His criticism of much religion is that “somehow Jesus becomes the great problem- solver and answer-giver for the next world and not primarily the one who teaches us how to live with peace and freedom in this world. It’s fire-insurance religion instead of a banquet-right-now.” (2001:22)
Hope is not to be found in a tribal world defined by the black and white of both conservatives and liberals, in a denial of one’s struggles through the papering over of what is wrong with platitudes, but in being able being able to say yes to one’s
brokenness and in so doing to own it. He says, “Hope is about people who know the dark side but build anyway,” (:79) but also notes “I’m not encouraging mindless enthusiasm, but the enthusiasm that is based on intelligence and wisdom and that great gift of hope. Hope is a participation in the very life of God” (:52). Grappling with reality rather than trying to escape it is a way to let go of postmodern anxiety and trust that God is good, the world is good and we are good (:43). He expresses the same sentiment elsewhere when he says that people need to know that “God is, God is good, God can be trusted and God is on your side” (:19) (Italics his).
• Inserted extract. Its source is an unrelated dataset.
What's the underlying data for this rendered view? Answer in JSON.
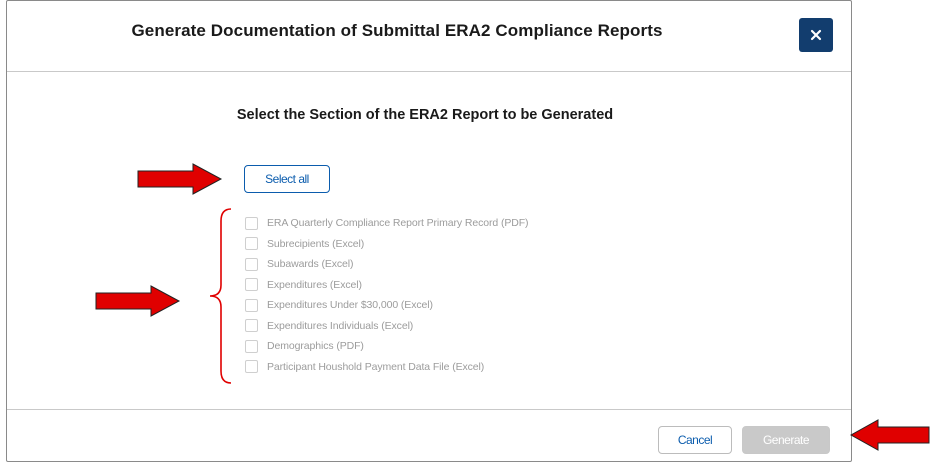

Hope, for both Buchan and Rohr, is to be found in the reinstatement of what has been damaged through the religious establishment of the modern era and deconstructed in postmodernism. They present, for their followers, a vision of hope in a confusing postmodern era.
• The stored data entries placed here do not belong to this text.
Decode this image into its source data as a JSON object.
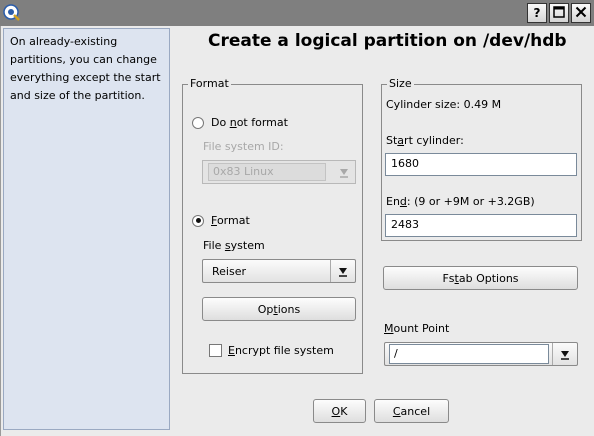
{
  "window": {
    "title": ""
  },
  "titlebar_buttons": {
    "help": "?",
    "maximize": "☐",
    "close": "✕"
  },
  "help_text": "On already-existing partitions, you can change everything except the start and size of the partition.",
  "heading": "Create a logical partition on /dev/hdb",
  "format_group": {
    "legend": "Format",
    "do_not_format": {
      "pre": "Do ",
      "mnemonic": "n",
      "post": "ot format",
      "selected": false
    },
    "file_system_id": {
      "label": "File system ID:",
      "value": "0x83 Linux",
      "enabled": false
    },
    "format": {
      "pre": "",
      "mnemonic": "F",
      "post": "ormat",
      "selected": true
    },
    "file_system": {
      "pre": "File ",
      "mnemonic": "s",
      "post": "ystem",
      "value": "Reiser"
    },
    "options_button": {
      "pre": "Op",
      "mnemonic": "t",
      "post": "ions"
    },
    "encrypt": {
      "pre": "",
      "mnemonic": "E",
      "post": "ncrypt file system",
      "checked": false
    }
  },
  "size_group": {
    "legend": "Size",
    "cylinder_size": "Cylinder size: 0.49 M",
    "start": {
      "pre": "St",
      "mnemonic": "a",
      "post": "rt cylinder:",
      "value": "1680"
    },
    "end": {
      "pre": "En",
      "mnemonic": "d",
      "post": ":  (9 or +9M or +3.2GB)",
      "value": "2483"
    }
  },
  "fstab_button": {
    "pre": "Fs",
    "mnemonic": "t",
    "post": "ab Options"
  },
  "mount_point": {
    "pre": "",
    "mnemonic": "M",
    "post": "ount Point",
    "value": "/"
  },
  "ok_button": {
    "pre": "",
    "mnemonic": "O",
    "post": "K"
  },
  "cancel_button": {
    "pre": "",
    "mnemonic": "C",
    "post": "ancel"
  },
  "icons": {
    "app": "yast-partitioner-icon",
    "combo_arrow": "combo-arrow-icon"
  }
}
Just as Buchan is concerned about young people who feel they have no hope for the future (1998:68), Rohr is also concerned about the next generation. “They seem to have nothing… our people are dying for lack of vision, for lack of transcendent meaning to name their souls and their struggles” (Farrell 1994:6). Farrell notes that Rohr believes that the only worthwhile contribution is in “searching out and pointing at what’s right, worthwhile for the next generation to place its hope in” (:6).
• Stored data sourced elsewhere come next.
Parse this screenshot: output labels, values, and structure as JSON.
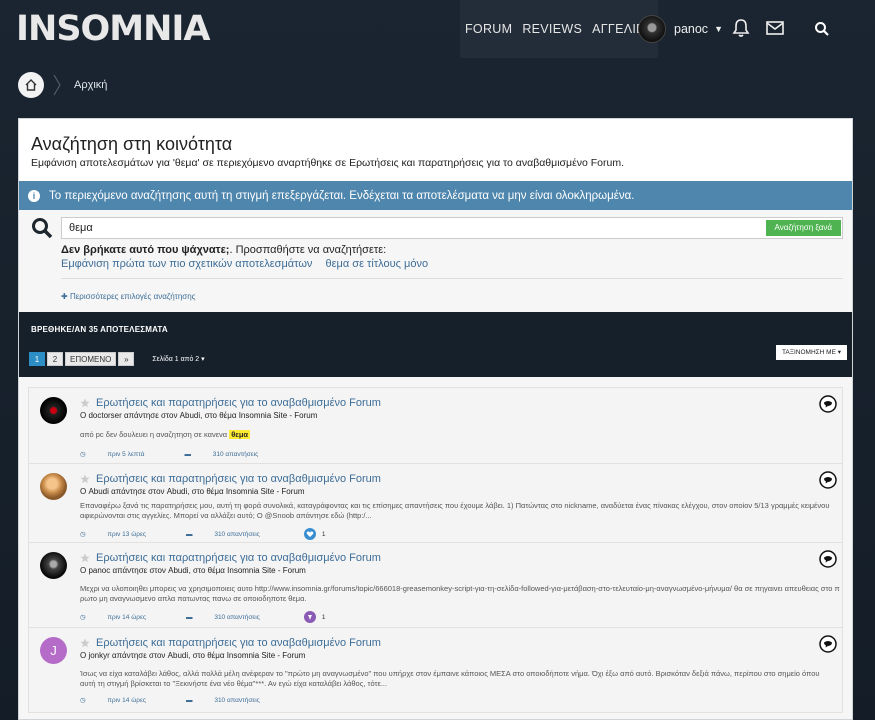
{
  "header": {
    "logo_text": "INSOMNIA",
    "nav": [
      "FORUM",
      "REVIEWS",
      "ΑΓΓΕΛΙΕΣ"
    ],
    "user_name": "panoc"
  },
  "breadcrumb": {
    "items": [
      "Αρχική"
    ]
  },
  "page": {
    "title": "Αναζήτηση στη κοινότητα",
    "subtitle": "Εμφάνιση αποτελεσμάτων για 'θεμα' σε περιεχόμενο αναρτήθηκε σε Ερωτήσεις και παρατηρήσεις για το αναβαθμισμένο Forum.",
    "info": "Το περιεχόμενο αναζήτησης αυτή τη στιγμή επεξεργάζεται. Ενδέχεται τα αποτελέσματα να μην είναι ολοκληρωμένα."
  },
  "search": {
    "value": "θεμα",
    "button": "Αναζήτηση ξανά",
    "not_found_bold": "Δεν βρήκατε αυτό που ψάχνατε;",
    "not_found_rest": ". Προσπαθήστε να αναζητήσετε:",
    "suggestion_1": "Εμφάνιση πρώτα των πιο σχετικών αποτελεσμάτων",
    "suggestion_2": "θεμα σε τίτλους μόνο",
    "more_options": "Περισσότερες επιλογές αναζήτησης"
  },
  "results_bar": {
    "found": "ΒΡΕΘΗΚΕ/ΑΝ 35 ΑΠΟΤΕΛΕΣΜΑΤΑ",
    "pages": [
      "1",
      "2"
    ],
    "next": "ΕΠΟΜΕΝΟ",
    "last": "»",
    "page_of": "Σελίδα 1 από 2",
    "sort": "ΤΑΞΙΝΟΜΗΣΗ ΜΕ"
  },
  "results": [
    {
      "title": "Ερωτήσεις και παρατηρήσεις για το αναβαθμισμένο Forum",
      "sub": "Ο doctorser απάντησε στον Abudi, στο θέμα Insomnia Site - Forum",
      "snippet_pre": "από pc δεν δουλευει η αναζητηση σε κανενα ",
      "snippet_hl": "θεμα",
      "time": "πριν 5 λεπτά",
      "replies": "310 απαντήσεις",
      "reactions": ""
    },
    {
      "title": "Ερωτήσεις και παρατηρήσεις για το αναβαθμισμένο Forum",
      "sub": "Ο Abudi απάντησε στον Abudi, στο θέμα Insomnia Site - Forum",
      "snippet_pre": "Επαναφέρω ξανά τις παρατηρήσεις μου, αυτή τη φορά συνολικά, καταγράφοντας και τις επίσημες απαντήσεις που έχουμε λάβει. 1) Πατώντας στο nickname, αναδύεται ένας πίνακας ελέγχου, στον οποίον 5/13 γραμμές κειμένου αφιερώνονται στις αγγελίες. Μπορεί να αλλάξει αυτό; Ο @Snoob απάντησε εδώ (http:/...",
      "snippet_hl": "",
      "time": "πριν 13 ώρες",
      "replies": "310 απαντήσεις",
      "reactions": "1"
    },
    {
      "title": "Ερωτήσεις και παρατηρήσεις για το αναβαθμισμένο Forum",
      "sub": "Ο panoc απάντησε στον Abudi, στο θέμα Insomnia Site - Forum",
      "snippet_pre": "Μεχρι να υλοποιηθει μπορεις να χρησιμοποιεις αυτο http://www.insomnia.gr/forums/topic/666018-greasemonkey-script-για-τη-σελίδα-followed-για-μετάβαση-στο-τελευταίο-μη-αναγνωσμένο-μήνυμα/ θα σε πηγαινει απευθειας στο πρωτο μη αναγνωσμενο απλα πατωντας πανω σε οποιοδηποτε θεμα.",
      "snippet_hl": "",
      "time": "πριν 14 ώρες",
      "replies": "310 απαντήσεις",
      "reactions": "1"
    },
    {
      "title": "Ερωτήσεις και παρατηρήσεις για το αναβαθμισμένο Forum",
      "sub": "Ο jonkyr απάντησε στον Abudi, στο θέμα Insomnia Site - Forum",
      "snippet_pre": "Ίσως να είχα καταλάβει λάθος, αλλά πολλά μέλη ανέφεραν το \"πρώτο μη αναγνωσμένο\" που υπήρχε στον έμπαινε κάποιος ΜΕΣΑ στο οποιοδήποτε νήμα. Όχι έξω από αυτό. Βρισκόταν δεξιά πάνω, περίπου στο σημείο όπου αυτή τη στιγμή βρίσκεται το \"Ξεκινήστε ένα νέο θέμα\"***. Αν εγώ είχα καταλάβει λάθος, τότε...",
      "snippet_hl": "",
      "time": "πριν 14 ώρες",
      "replies": "310 απαντήσεις",
      "reactions": ""
    }
  ],
  "avatar_letter": "J",
  "colors": {
    "accent_blue": "#4f86ad",
    "link_blue": "#3d6d97",
    "green": "#4fb351",
    "dark_bg": "#16202b",
    "highlight": "#ffec32"
  }
}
Blogger CanadaSue, who writes on issues of spirituality, quotes from Rohr’s devotional CD:
What word of hope does the Church have to offer the world? The world is tired of our ideas and theologies. Its tired of our lazy church services. Its no longer going to believe ideas, but it will believe love. It will believe life that is given and received… Yet we’ve lived in our heads so long, the world no longer listens to us. I don’t need your words, the world says to us. I don’t need your sermons. I want life. And I want life more abundantly. What word of hope do we have to offer to the millions of workers in the world who see no meaning in their life? What word of hope have we for all the women who bear children and, day after day, say, what is the meaning of this life? For most people in the world the question is not, Is there a life on the other side of death? It is, rather, Is there life on this side of death? Until we Christians give evidence that there is life on this side of death, the world does not need to believe our dogmas and giant
churches. It doesn’t need our words of hell. It needs our promise of heaven (Canadasue).
Farrell sums up Rohr’s teaching on hope for the broken with these words:
We come to God through our imperfection… When we can live with that, can accept that humble, broken state, and even rejoice in it, then we’re free. Then we have nothing to protect, no illusions to maintain before ourselves and other people. We know who we are, and that’s whom God loves. That’s freedom.
There’s no other freedom to match it (1994:5).
This, says Farrel, is hope.
5 Conclusion to chapter
Speaking as an member of the audiences at one of Buchan’s meetings, Johan Bisschoff of Vereeniging said that the Afrikaans people and the whole of the country are looking for something positive (Jackson 2008), the “capacity to inspire courage, to give vision against the odds, to create dreams out of the raw materials of fear and uncertainty”
mentioned at the end of the last chapter (Ward 170-171). It would seem that both Buchan and Rohr regard hope as an economic product to be marketed, albeit in a way that uses different methodology and is meaningful to different people. I turn now to a closer look at the audience and why the respective messages are meaningful for them.